Reduce the risk of supply chain disruptions and delayed restocking during high-demand periods by fostering a good relationship with suppliers. Here are some best practices under this step to prevent stockouts:
- Establish clear lead time agreements and emergency supply plans.
- Use vendor performance tracking solutions to evaluate efficiency and reliability.
- Minimize dependency on a single source by diversifying suppliers.
5. Optimize inventory management systems for efficiency.
Streamline inventory operations to increase efficiency and minimize human errors. Utilizing inventory management systems or Enterprise Resource Planning (ERP) solutions will automate relevant processes. These tried and tested inventory techniques can also help:
- ABC analysis categorizes inventory based on value and consumption, where A is high-value and fast-moving, B is moderate, and C is low-value and slow-moving.
- FIFO (First In, First Out) is crucial for perishable goods or items that can become obsolete.
- EOQ (Economic Order Quantity) calculates the optimal order size to minimize total inventory costs, helping businesses find the sweet spot between placing frequent small orders and large sporadic purchases.
6. Use Just-in-Time (JIT) inventory strategies carefully.
Considered one of the most effective inventory management techniques, JIT inventory management reduces excess inventory while ensuring stock availability when needed. This should only be applied in the following cases:
- Industries with perishable goods or short product life cycles (e.g., food and beverage, tech, etc.)
- Industries with predictable demand and reliable suppliers (e.g., automotive and electronics)
- Businesses with limited storage space, such as small retailers and construction sites
- Companies focused on lean manufacturing and waste reduction
- Businesses with strong supplier relationships and efficient logistics
7. Leverage advanced technology for supply chain optimization.

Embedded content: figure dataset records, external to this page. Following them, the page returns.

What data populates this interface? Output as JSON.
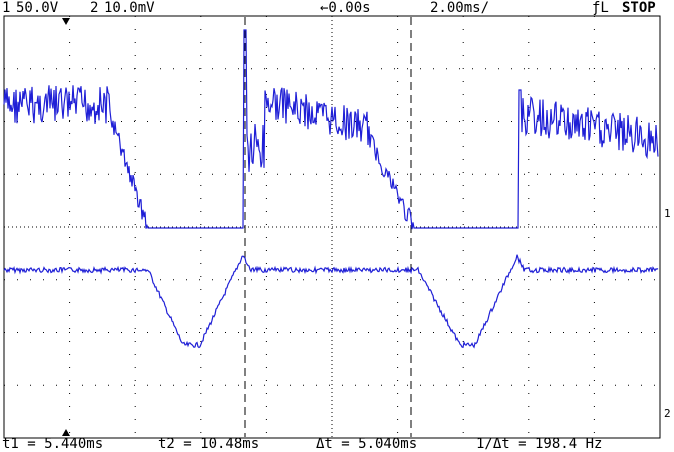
{
  "header": {
    "ch1_label": "1",
    "ch1_scale": "50.0V",
    "ch2_label": "2",
    "ch2_scale": "10.0mV",
    "trigger_pos": "←0.00s",
    "timebase": "2.00ms/",
    "trigger": "ƒL",
    "status": "STOP"
  },
  "markers": {
    "ch1": "1",
    "ch2": "2"
  },
  "cursors": {
    "t1": "t1 = 5.440ms",
    "t2": "t2 = 10.48ms",
    "dt": "Δt = 5.040ms",
    "inv_dt": "1/Δt = 198.4 Hz"
  }
}
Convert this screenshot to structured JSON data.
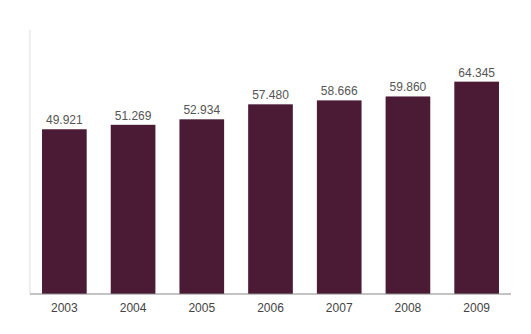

Optimizing the supply chain enhances decision-making, reduces manual efforts, and improves overall efficiency. These are some must-haves in the company’s tech stack:
- AI and machine learning for predictive analytics reduce guesswork in forecasting and resource allocation across the supply chain.
- Radio-Frequency Identification (RFID), Internet of Things (IoT), and blockchain increase end-to-end visibility, helping businesses pinpoint bottlenecks, prevent theft or counterfeiting, and quickly respond to disruptions.
- Warehouse automation (e.g., robots for packing and shipping, guided vehicles) speeds up order fulfillment and optimizes warehouse space.